It stated that SMEs, including start-ups, will be “disproportionately affected” by the proposed changes, as these would come at a time when SMEs are already “disadvantaged” by the cost of living and energy crisis compared to their larger competitors.
ICAEW also said that its members were not opposed to an RDEC -style ‘above the line’ scheme, but “stressed” that companies are facing a lot of tax changes.
For many SMEs, ICAEW felt it would be an entirely new method of claiming R&D tax relief.
It suggested that education and guidance would be “imperative” to smaller entities who are less likely to have significant designated tax resources to manage these changes.
Members believed that the proposed April 2024 date for its introduction should be delayed, as a reasonable commencement period is required to ensure that education and guidance can be provided.
Regarding who is entitled to relieve when work is contracted out, there were differing opinions and no clear consensus.

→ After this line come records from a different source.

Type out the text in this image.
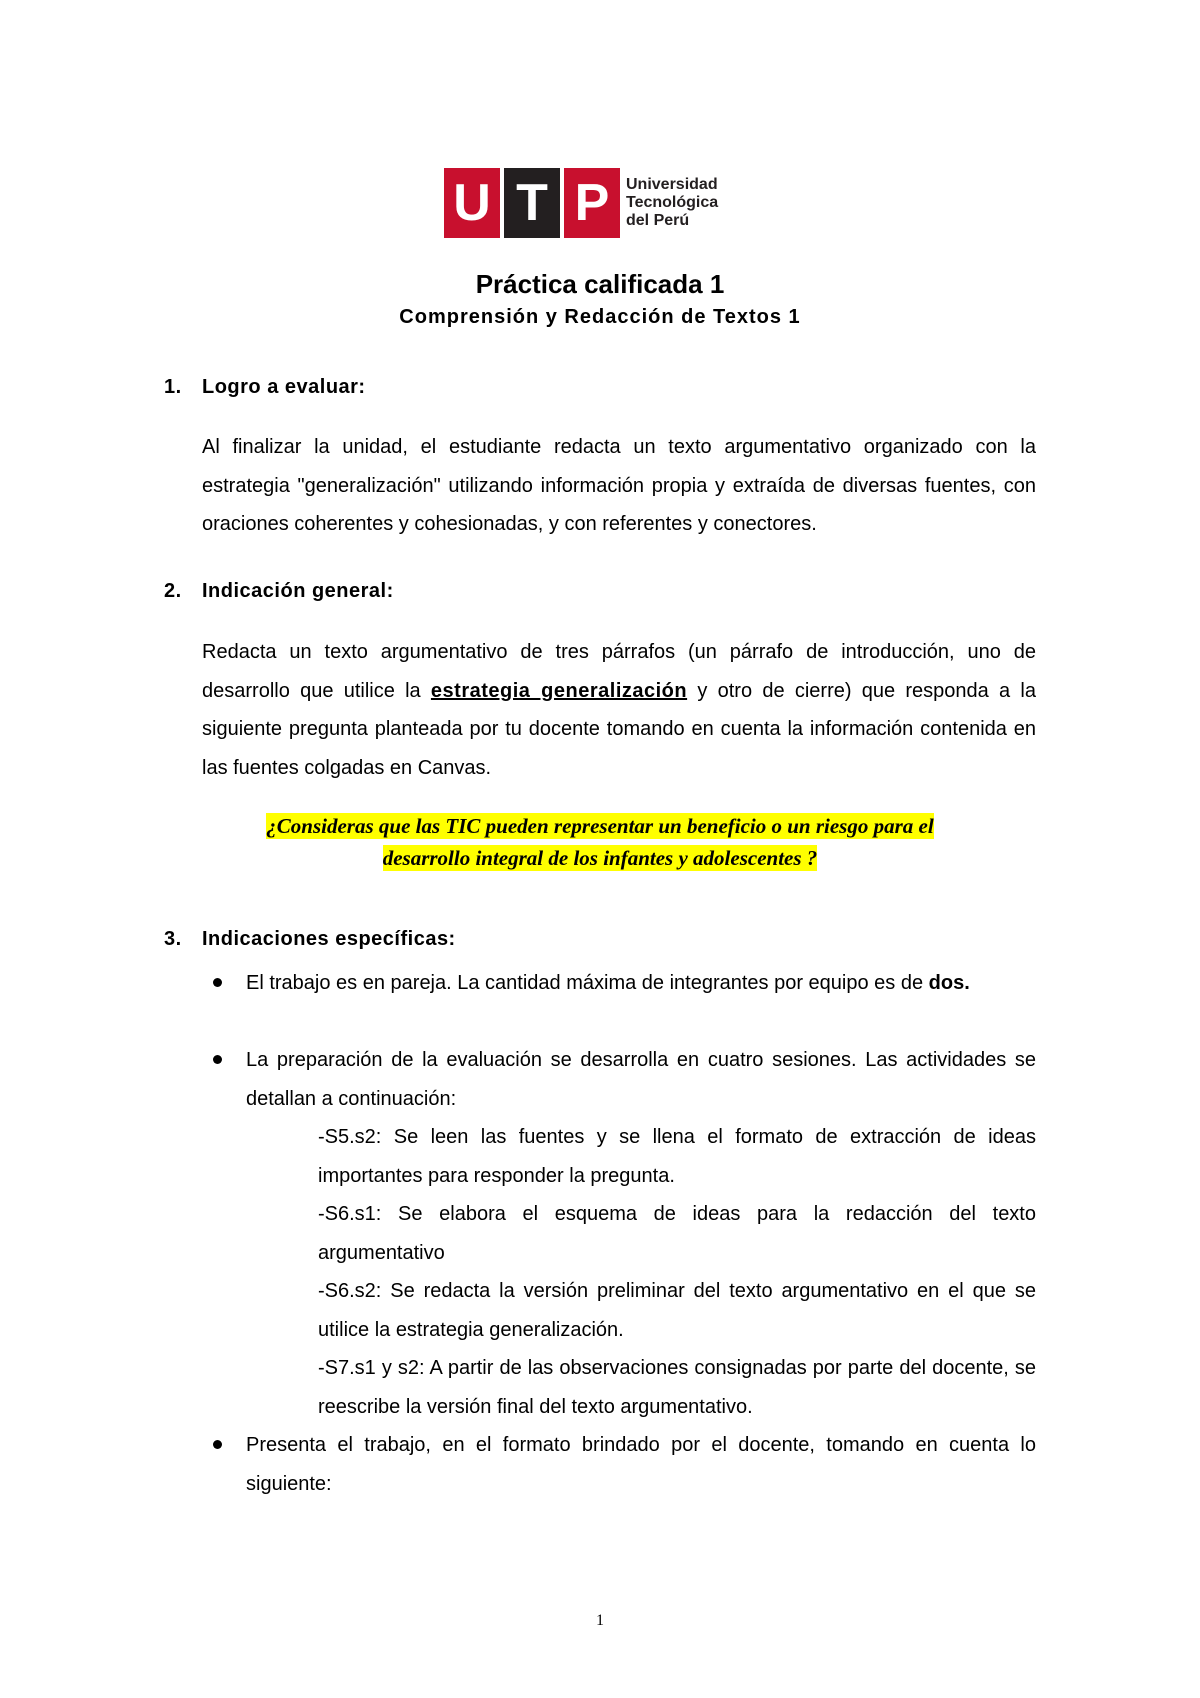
U T P	Universidad
Tecnológica
del Perú
Práctica calificada 1
Comprensión y Redacción de Textos 1
1. Logro a evaluar:
Al finalizar la unidad, el estudiante redacta un texto argumentativo organizado con la estrategia "generalización" utilizando información propia y extraída de diversas fuentes, con oraciones coherentes y cohesionadas, y con referentes y conectores.
2. Indicación general:
Redacta un texto argumentativo de tres párrafos (un párrafo de introducción, uno de desarrollo que utilice la estrategia generalización y otro de cierre) que responda a la siguiente pregunta planteada por tu docente tomando en cuenta la información contenida en las fuentes colgadas en Canvas.
¿Consideras que las TIC pueden representar un beneficio o un riesgo para el
desarrollo integral de los infantes y adolescentes ?
3. Indicaciones específicas:
El trabajo es en pareja. La cantidad máxima de integrantes por equipo es de dos.
La preparación de la evaluación se desarrolla en cuatro sesiones. Las actividades se detallan a continuación:
-S5.s2: Se leen las fuentes y se llena el formato de extracción de ideas importantes para responder la pregunta.
-S6.s1: Se elabora el esquema de ideas para la redacción del texto argumentativo
-S6.s2: Se redacta la versión preliminar del texto argumentativo en el que se utilice la estrategia generalización.
-S7.s1 y s2: A partir de las observaciones consignadas por parte del docente, se reescribe la versión final del texto argumentativo.
Presenta el trabajo, en el formato brindado por el docente, tomando en cuenta lo siguiente:
1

Both of the solutions put forth during the consultation have benefits and drawbacks.
It recognised that if the policy intent is to influence investment and drive behaviours, the customer should likely obtain the tax credit as the instigator of the project and having made the investment.
Members also accepted that SMEs were more likely to subcontract R&D.

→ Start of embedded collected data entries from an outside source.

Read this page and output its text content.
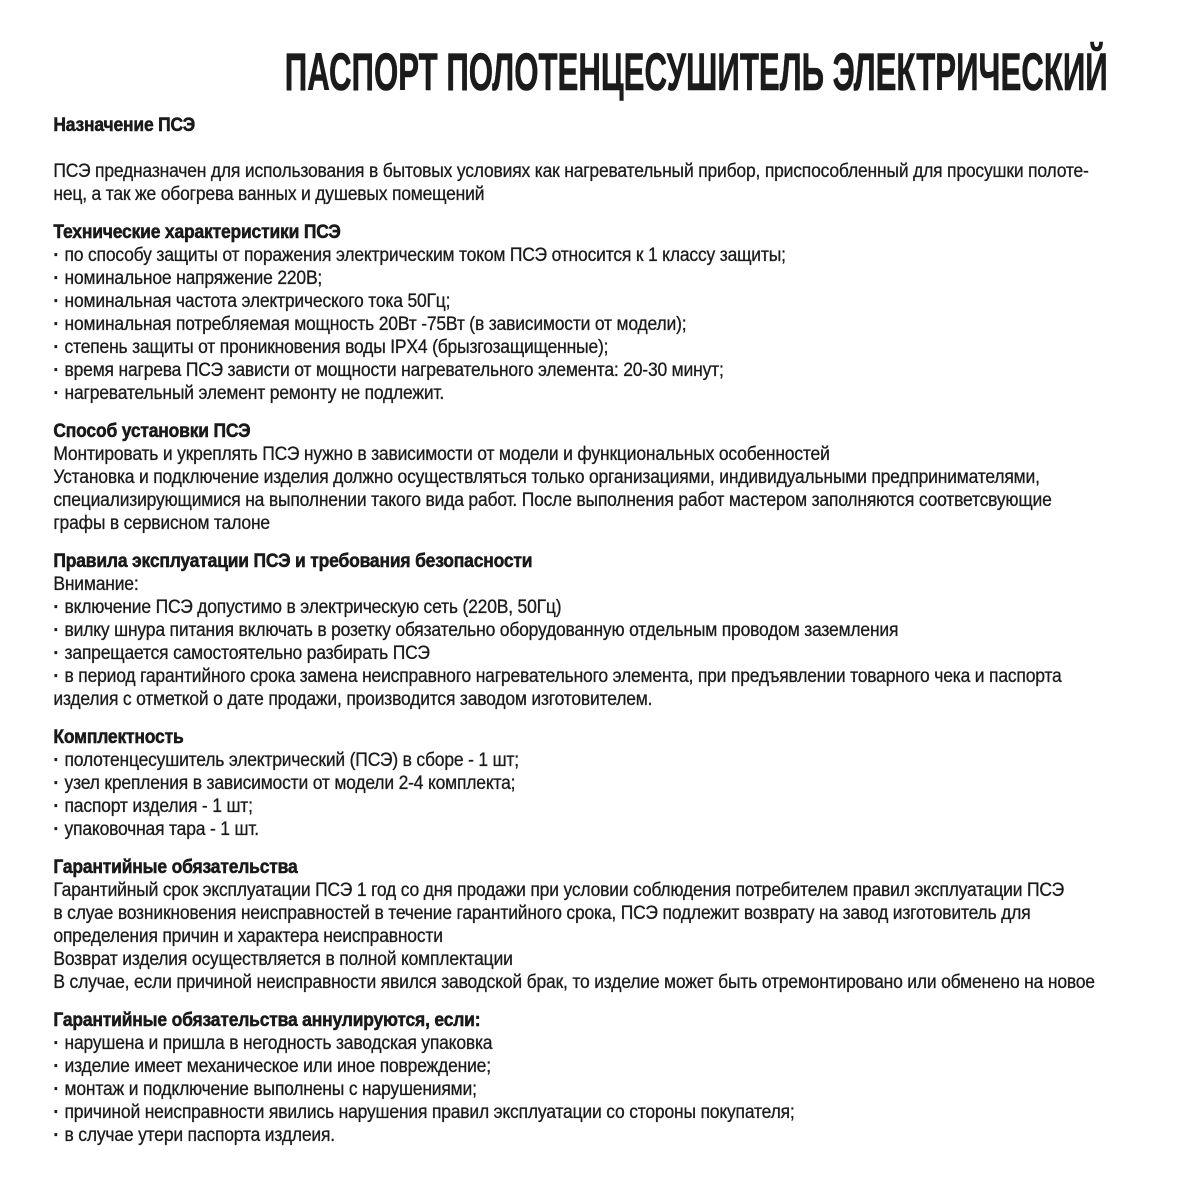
ПАСПОРТ ПОЛОТЕНЦЕСУШИТЕЛЬ ЭЛЕКТРИЧЕСКИЙ
Назначение ПСЭ
ПСЭ предназначен для использования в бытовых условиях как нагревательный прибор, приспособленный для просушки полоте-
нец, а так же обогрева ванных и душевых помещений
Технические характеристики ПСЭ
· по способу защиты от поражения электрическим током ПСЭ относится к 1 классу защиты;
· номинальное напряжение 220В;
· номинальная частота электрического тока 50Гц;
· номинальная потребляемая мощность 20Вт -75Вт (в зависимости от модели);
· степень защиты от проникновения воды IPX4 (брызгозащищенные);
· время нагрева ПСЭ зависти от мощности нагревательного элемента: 20-30 минут;
· нагревательный элемент ремонту не подлежит.
Способ установки ПСЭ
Монтировать и укреплять ПСЭ нужно в зависимости от модели и функциональных особенностей
Установка и подключение изделия должно осуществляться только организациями, индивидуальными предпринимателями,
специализирующимися на выполнении такого вида работ. После выполнения работ мастером заполняются соответсвующие
графы в сервисном талоне
Правила эксплуатации ПСЭ и требования безопасности
Внимание:
· включение ПСЭ допустимо в электрическую сеть (220В, 50Гц)
· вилку шнура питания включать в розетку обязательно оборудованную отдельным проводом заземления
· запрещается самостоятельно разбирать ПСЭ
· в период гарантийного срока замена неисправного нагревательного элемента, при предъявлении товарного чека и паспорта
изделия с отметкой о дате продажи, производится заводом изготовителем.
Комплектность
· полотенцесушитель электрический (ПСЭ) в сборе - 1 шт;
· узел крепления в зависимости от модели 2-4 комплекта;
· паспорт изделия - 1 шт;
· упаковочная тара - 1 шт.
Гарантийные обязательства
Гарантийный срок эксплуатации ПСЭ 1 год со дня продажи при условии соблюдения потребителем правил эксплуатации ПСЭ
в слуае возникновения неисправностей в течение гарантийного срока, ПСЭ подлежит возврату на завод изготовитель для
определения причин и характера неисправности
Возврат изделия осуществляется в полной комплектации
В случае, если причиной неисправности явился заводской брак, то изделие может быть отремонтировано или обменено на новое
Гарантийные обязательства аннулируются, если:
· нарушена и пришла в негодность заводская упаковка
· изделие имеет механическое или иное повреждение;
· монтаж и подключение выполнены с нарушениями;
· причиной неисправности явились нарушения правил эксплуатации со стороны покупателя;
· в случае утери паспорта издлеия.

On balance, ICAEW’s Tax Faculty suggested that the customer should claim the relief.
However, it pointed out how difficult it would be to confirm that the work done by the contractor qualified as R&D under this route.
The Tax Faculty also stated it thought the government should take into account enacting a transitional rule that would allow a combined election to continue under the previous regulations for a limited time.